For instance, the feature “width” has a low absolute mean difference of 5.18 between classes 1 and 3, indicating limited utility in distinguishing pedestrians from cyclists. However, the same feature shows significantly higher differences in the 1–5 (142.05) and 3–5 (136.87) comparisons, suggesting its effectiveness in differentiating cars from the other two classes. Despite this, the overall rank of “width” is relatively low (rank 44), implying that other features, such as “length” (rank 8), offer more consistent discriminative power across all class comparisons. An example can be observed in
Table 1, which is a fragment of the original table, an excerpt from the resulting table used for illustrative purposes.

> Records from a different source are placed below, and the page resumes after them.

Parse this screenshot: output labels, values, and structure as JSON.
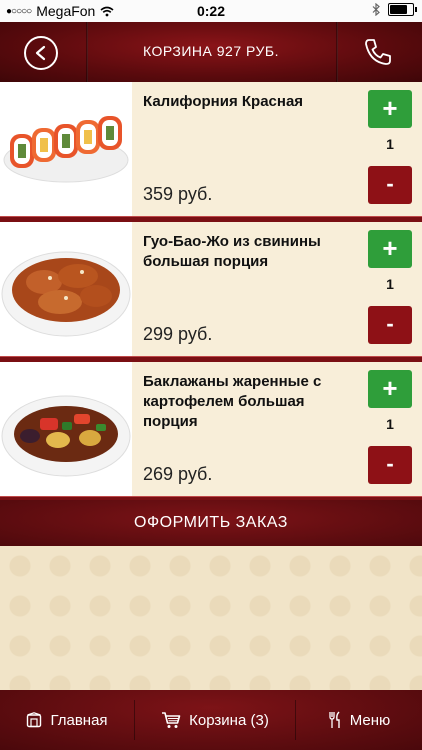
{
  "status_bar": {
    "carrier": "MegaFon",
    "time": "0:22",
    "battery_level": 0.85
  },
  "header": {
    "title": "КОРЗИНА 927 РУБ."
  },
  "cart_items": [
    {
      "name": "Калифорния Красная",
      "price": "359 руб.",
      "quantity": "1",
      "plus_label": "+",
      "minus_label": "-"
    },
    {
      "name": "Гуо-Бао-Жо из свинины большая порция",
      "price": "299 руб.",
      "quantity": "1",
      "plus_label": "+",
      "minus_label": "-"
    },
    {
      "name": "Баклажаны жаренные с картофелем большая порция",
      "price": "269 руб.",
      "quantity": "1",
      "plus_label": "+",
      "minus_label": "-"
    }
  ],
  "order_button": {
    "label": "ОФОРМИТЬ ЗАКАЗ"
  },
  "tab_bar": {
    "items": [
      {
        "label": "Главная",
        "icon": "home-icon"
      },
      {
        "label": "Корзина (3)",
        "icon": "cart-icon"
      },
      {
        "label": "Меню",
        "icon": "cutlery-icon"
      }
    ]
  },
  "colors": {
    "header_bg": "#5a0a0d",
    "plus_green": "#2f9e3a",
    "minus_red": "#8e1116",
    "page_bg": "#f3e8d2"
  }
}
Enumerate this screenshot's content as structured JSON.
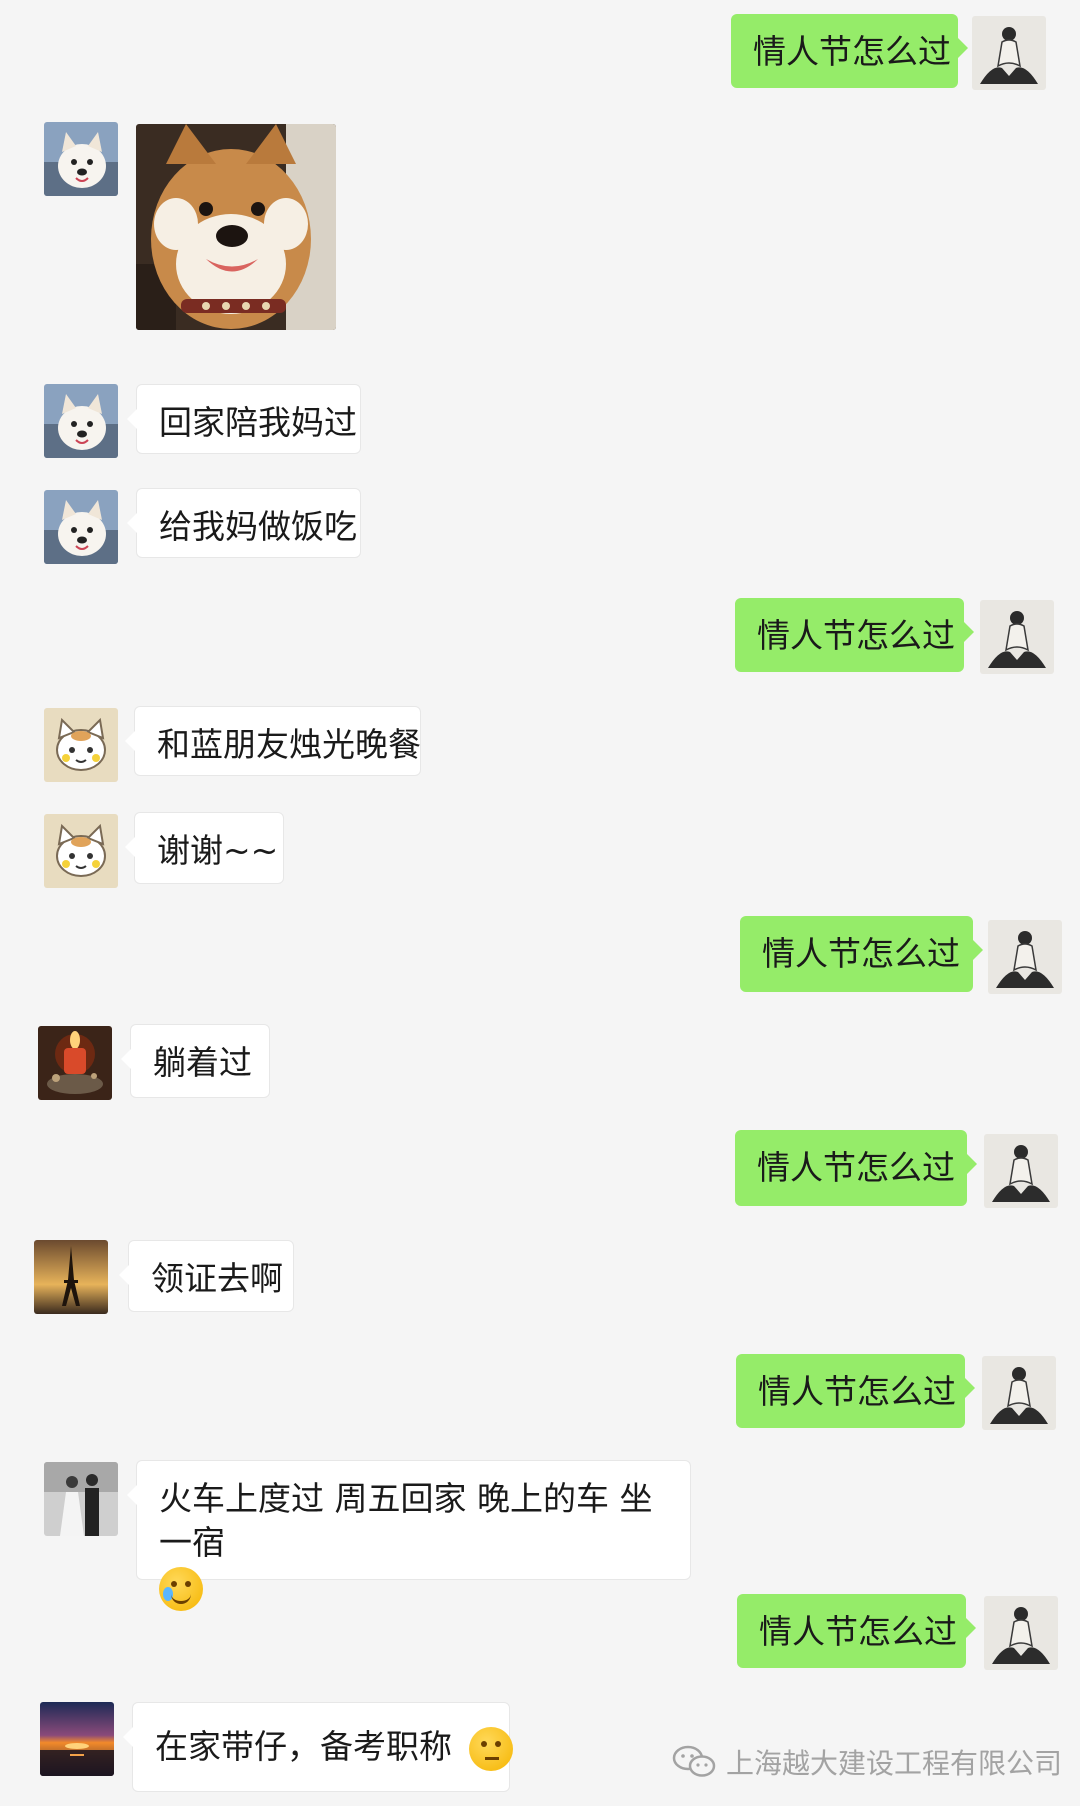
{
  "conversation": {
    "messages": [
      {
        "side": "out",
        "type": "text",
        "text": "情人节怎么过"
      },
      {
        "side": "in",
        "type": "image",
        "image_label": "shiba-dog-sticker"
      },
      {
        "side": "in",
        "type": "text",
        "text": "回家陪我妈过"
      },
      {
        "side": "in",
        "type": "text",
        "text": "给我妈做饭吃"
      },
      {
        "side": "out",
        "type": "text",
        "text": "情人节怎么过"
      },
      {
        "side": "in",
        "type": "text",
        "text": "和蓝朋友烛光晚餐"
      },
      {
        "side": "in",
        "type": "text",
        "text": "谢谢~~"
      },
      {
        "side": "out",
        "type": "text",
        "text": "情人节怎么过"
      },
      {
        "side": "in",
        "type": "text",
        "text": "躺着过"
      },
      {
        "side": "out",
        "type": "text",
        "text": "情人节怎么过"
      },
      {
        "side": "in",
        "type": "text",
        "text": "领证去啊"
      },
      {
        "side": "out",
        "type": "text",
        "text": "情人节怎么过"
      },
      {
        "side": "in",
        "type": "text",
        "text": "火车上度过 周五回家 晚上的车 坐一宿",
        "emoji": "crying-laughing-emoji"
      },
      {
        "side": "out",
        "type": "text",
        "text": "情人节怎么过"
      },
      {
        "side": "in",
        "type": "text",
        "text": "在家带仔，备考职称",
        "emoji": "thinking-emoji"
      }
    ]
  },
  "watermark": {
    "text": "上海越大建设工程有限公司",
    "icon": "wechat-icon"
  },
  "colors": {
    "background": "#f5f5f5",
    "outgoing_bubble": "#95ec69",
    "incoming_bubble": "#ffffff",
    "watermark": "#a3a3a3"
  }
}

After applying the above method, the following 29 features were found:
- ○
corrXAccelerationAbsYAccelerationAbs, the correlation between the absolute accelerations along the X and Y axes. It provides information about coordinated movement patterns of the object in the horizontal plane.
- ○
corrXPosXAccelerationAbs, the correlation between the X-position and the absolute X-acceleration of the object. It is useful for understanding how positional changes relate to acceleration behavior along the longitudinal axis.
- ○
corrXPosXVelocityAbs, the correlation between the X-position and the absolute X-velocity. It helps assess the consistency of motion along the X-axis.
- ○
corrXPosYPos, the correlation between the X and Y positions of the object, offering insights into the trajectory and directional movement.
- ○
corrXVelocityAbsXAccelerationAbs, the correlation between absolute X-velocity and absolute X-acceleration, which is important for analyzing acceleration trends relative to speed.
- ○
corrXVelocityAbsYVelocityAbs, the correlation between absolute velocities along the X and Y axes, indicating the movement in the longitudinal and lateral space for the object.
- ○
corrYPosYAccelerationAbs, the correlation between Y-position and absolute Y-acceleration, providing information on lateral motion dynamics.
- ○
corrYPosYVelocityAbs, the correlation between Y-position and absolute Y-velocity, which is useful for evaluating lateral movement consistency.
- ○
corrYVelocityAbsYAccelerationAbs, the correlation between absolute Y-velocity and absolute Y-acceleration, offering information about lateral acceleration behavior.
- ○
height: This feature denotes the estimated height of the object, contributing to its geometric characterization.
- ○
stdDevHeight, the standard deviation of the object’s height, indicates variability in vertical dimensions and potential object instability.
- ○
stdDevLength, the standard deviation of the object’s length, which reflects changes in perceived object size due to motion.
- ○
stdDevWidth, the standard deviation of the object’s width, provides information about the changes in object’s geometric configuration.
- ○
stdDevXAccelerationAbs, the variability in absolute X-acceleration, which is important for assessing dynamic behavior along the longitudinal axis.
- ○
stdDevXPos, the standard deviation of the X-position, indicating the spread or uncertainty in longitudinal positioning.
- ○
stdDevXVelocityAbs, the standard deviation of absolute X-velocity, offering information about speed consistency along the X-axis.
- ○
stdDevYAccelerationAbs: This feature measures the variability in absolute Y-acceleration, which is relevant for analyzing lateral dynamic behavior.
- ○
stdDevYPos: This feature captures the standard deviation of the Y-position, indicating lateral positional dispersion.
- ○
stdDevYVelocityAbs: This feature represents the standard deviation of absolute Y-velocity, providing information on lateral speed variability.
- ○
xAccelerationAbs: This feature denotes the absolute acceleration along the X-axis, which is useful for understanding way of motion.
- ○
xVelocityAbs: This feature captures the absolute velocity along the X-axis, representing the object’s longitudinal speed.
- ○
yAccelerationAbs: This feature denotes the absolute acceleration along the Y-axis, which is important for lateral movement analysis.
- ○
yVelocityAbs: This feature represents the absolute velocity along the Y-axis, indicating the object’s lateral speed.
- ○
length: This feature estimates the length of the object, contributing to its geometrical characterization.
- ○
width: This feature denotes the width of the object, providing information about the object’s width.
- ○
xyAccAbs: This feature represents the combined absolute acceleration in the X and Y directions, providing a view of the object’s dynamic behavior.
- ○
xyVelAbs: This feature captures the combined absolute velocity in the X and Y directions, offering a measure of object speed.
- ○
stdDevxyAccAbs: This feature measures the standard deviation of the combined absolute acceleration, indicating variability in overall dynamic behavior.
- ○
stdDevxyVelAbs: This feature represents the standard deviation of the combined absolute velocity, providing insights into the consistency of the object’s overall motion.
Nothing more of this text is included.